In [1]:
import numpy as np
import torch
import torch.nn as nn
import torch.nn.functional as F
import torchvision
import torchvision.transforms as transforms
import torch.optim as optim
import torch.utils.data as data

## Digit Classifier

#### Dataset -> MNIST
#### Framework -> Pytorch, Keras, Tensorflow

- Compute Loss
- Backpropagate and calculate gradients
- Update parameters (Optimizer)
- Specify epochs, batch_size
- Evaluate the model with testset

## Pytorch Example

In [2]:
torch.__version__

'0.4.1'

### Neural Net class

In [3]:
class Net(nn.Module):
    def __init__(self, input_size, hidden_size, num_classes):
        super(Net, self).__init__()
        self.conv2d = nn.Conv2d(1,10,kernel_size=3,stride=1, padding=1)
        #self.fc1 = nn.Linear(input_size, hidden_size)
        self.fc2 = nn.Linear(hidden_size*10, num_classes) # hid*10->10 is num_channels
        self.sigmoid = nn.Sigmoid()
        self.softmax = nn.Softmax()
        self.relu = nn.ReLU()
        self.BatchNorm2d = nn.BatchNorm2d(10)  # Arg-> num_Channels
        self.MaxPool2d = nn.MaxPool2d(kernel_size=3,stride=1)
        
    def forward(self,x):
        #x = self.fc1(x)
        #x = self.sigmoid(x)
        #x = self.softmax(x)
        x = self.conv2d(x)
        x = self.BatchNorm2d(x)
        x = self.relu(x)
        x = x.reshape(x.size(0),-1)
        x = self.fc2(x)
        return x

### MNIST DATASET

In [4]:
train_data = torchvision.datasets.MNIST(root = './data',train=True,download=True,transform=transforms.ToTensor())

In [5]:
test_data = torchvision.datasets.MNIST(root = './data',train=False,download=True,transform=transforms.ToTensor())

### Model

In [6]:
device = torch.device('cuda' if torch.cuda.is_available() else 'cpu')

In [7]:
input_size = 500
hidden_size = 784 #28*28
num_classes = 10

In [8]:
model = Net(input_size, hidden_size, num_classes).to(device)

In [9]:
#loss function
los = nn.CrossEntropyLoss()

#optimizer
#optimizer = optim.SGD(model.parameters(), lr= 0.01)
optimizer = optim.Adam(model.parameters(), lr=0.001)

In [10]:
# Data-loaders
train_data = data.DataLoader(dataset=train_data,
                            batch_size = 100,
                            shuffle = True)
test_data = data.DataLoader(dataset= test_data,
                           batch_size = 100,
                           shuffle = False)

In [11]:
epochs = 3
total_step = len(train_data)

#Taining the model
for epoch in range(epochs):
    for i, (images, labels) in enumerate(train_data):
        #Moving tensors to device
        #images = images.reshape(-1,28*28).to(device)
        images = images.reshape(-1,1,28,28).to(device)
        labels = labels.to(device)
        
        #Forward prop
        out = model(images)
        loss = los(out, labels)
        
        #Backward Prop
        optimizer.zero_grad()
        loss.backward()
        optimizer.step()
        
        if (i+1)%600 == 0:
            print ('Epoch: [{}/{}], Step: [{}/{}], Loss: {:.4f}'
                  .format(epoch+1, epochs, i+1, total_step, loss.item()))

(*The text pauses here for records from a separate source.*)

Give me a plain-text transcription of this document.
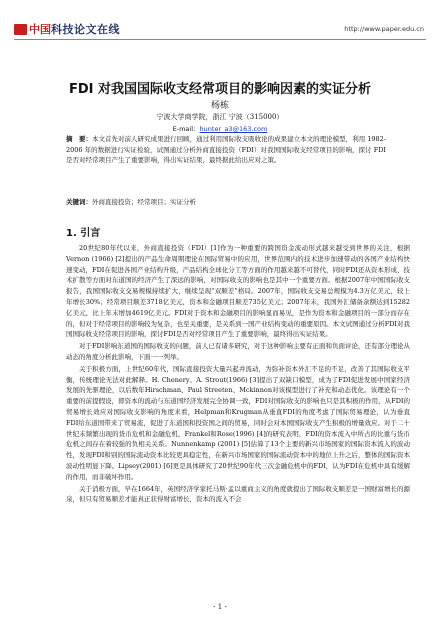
中国 科技论文在线	http://www.paper.edu.cn
FDI 对我国国际收支经常项目的影响因素的实证分析
杨栋
宁波大学商学院，浙江 宁波（315000）
E-mail：hunter_a3@163.com
摘　要：本文首先对前人研究成果进行回顾，通过利用国际收支吸收论的成果建立本文的理论模型，利用 1982-2006 年的数据进行实证检验，试图通过分析外商直接投资（FDI）对我国国际收支经常项目的影响，探讨 FDI 是否对经常项目产生了重要影响，得出实证结果，最终据此给出应对之策。
关键词：外商直接投资；经常项目；实证分析
1. 引言

20世纪80年代以来，外商直接投资（FDI）[1]作为一种重要的跨国资金流动形式越来越受到世界的关注，根据Vernon (1966) [2]提出的产品生命周期理论在国际贸易中的应用，世界范围内的技术进步加速带动的各国产业结构快速变动，FDI在促进各国产业结构升级，产品结构全球化分工等方面的作用越来越不可替代，同时FDI还从资本形成、技术扩散等方面对东道国的经济产生了深远的影响，对国际收支的影响也是其中一个重要方面。根据2007年中国国际收支报告，我国国际收支交易规模持续扩大，继续呈现“双顺差”格局。2007年，国际收支交易总规模为4.3万亿美元，较上年增长30%；经常项目顺差3718亿美元，资本和金融项目顺差735亿美元；2007年末，我国外汇储备余额达到15282亿美元，比上年末增加4619亿美元。FDI对于资本和金融项目的影响显而易见，是作为资本和金融项目的一部分而存在的，但对于经常项目的影响较为复杂，也至关重要，是关系到一国产业结构变动的重要原因。本文试图通过分析FDI对我国国际收支经常项目的影响，探讨FDI是否对经常项目产生了重要影响，最终得出实证结果。

对于FDI影响东道国的国际收支的问题，前人已有诸多研究，对于这种影响主要有正面和负面评论，还有部分理论从动态的角度分析此影响，下面一一列举。

关于积极方面，上世纪60年代，国际直接投资大量兴起并流动，为弥补资本外汇不足的不足，改善了其国际收支平衡，传统理论无法对此解释。H. Chenery、A. Strout(1966) [3]提出了双缺口模型，成为了FDI促进发展中国家经济发展的先驱理论，以后数年Hirschman、Paul Streeten、Mckinnon对该模型进行了补充和动态优化。该理论有一个重要的前提假设，即资本的流动与东道国经济发展完全协调一致，FDI对国际收支的影响也只是其积极的作用，从FDI的贸易增长效应对国际收支影响的角度来看，Helpman和Krugman从垂直FDI的角度考虑了国际贸易理论，认为垂直FDI给东道国带来了贸易流，促进了东道国和投资国之间的贸易，同时会对本国国际收支产生积极的增量效应。对于二十世纪末频繁出现的货币危机和金融危机，Frankel和Rose(1996) [4]的研究表明，FDI的资本流入中所占的比重与货币危机之间存在着较强的负相关关系。Nunnenkamp (2001) [5]估算了13个主要的新兴市场国家的国际资本流入的波动性，发现FDI和别的国际流动资本比较更具稳定性，在新兴市场国家的国际流动资本中的地位上升之后，整体的国际资本波动性明显下降。Lipsey(2001) [6]更是具体研究了20世纪90年代三次金融危机中的FDI，认为FDI在危机中具有缓解的作用，而非破坏作用。

关于消极方面，早在1664年，英国经济学家托马斯·孟以重商主义的角度就提出了国际收支顺差是一国财富增长的源泉，但只有贸易顺差才能真正获得财富增长，资本的流入不会

- 1 -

Epoch: [1/3], Step: [600/600], Loss: 0.1218
Epoch: [2/3], Step: [600/600], Loss: 0.2984
Epoch: [3/3], Step: [600/600], Loss: 0.0306


In [12]:
# Evaluating the model
with torch.no_grad():
    correct = 0
    total = 0
    for images, labels in test_data:
        images = images.reshape(-1,1,28,28).to(device)
        labels = labels.to(device)
        output = model(images)
        # Here the torch.max is used to choose the max probability of
        # the given no. of classes
        _, predicted = torch.max(output.data, 1)
        total += labels.size(0)
        correct += (predicted == labels).sum().item()
        # Here the .item() is to convert the computed tensor into scalar
    
    print('Accuracy on test images: {} %'.format(100*correct/total))

Accuracy on test images: 98.0 %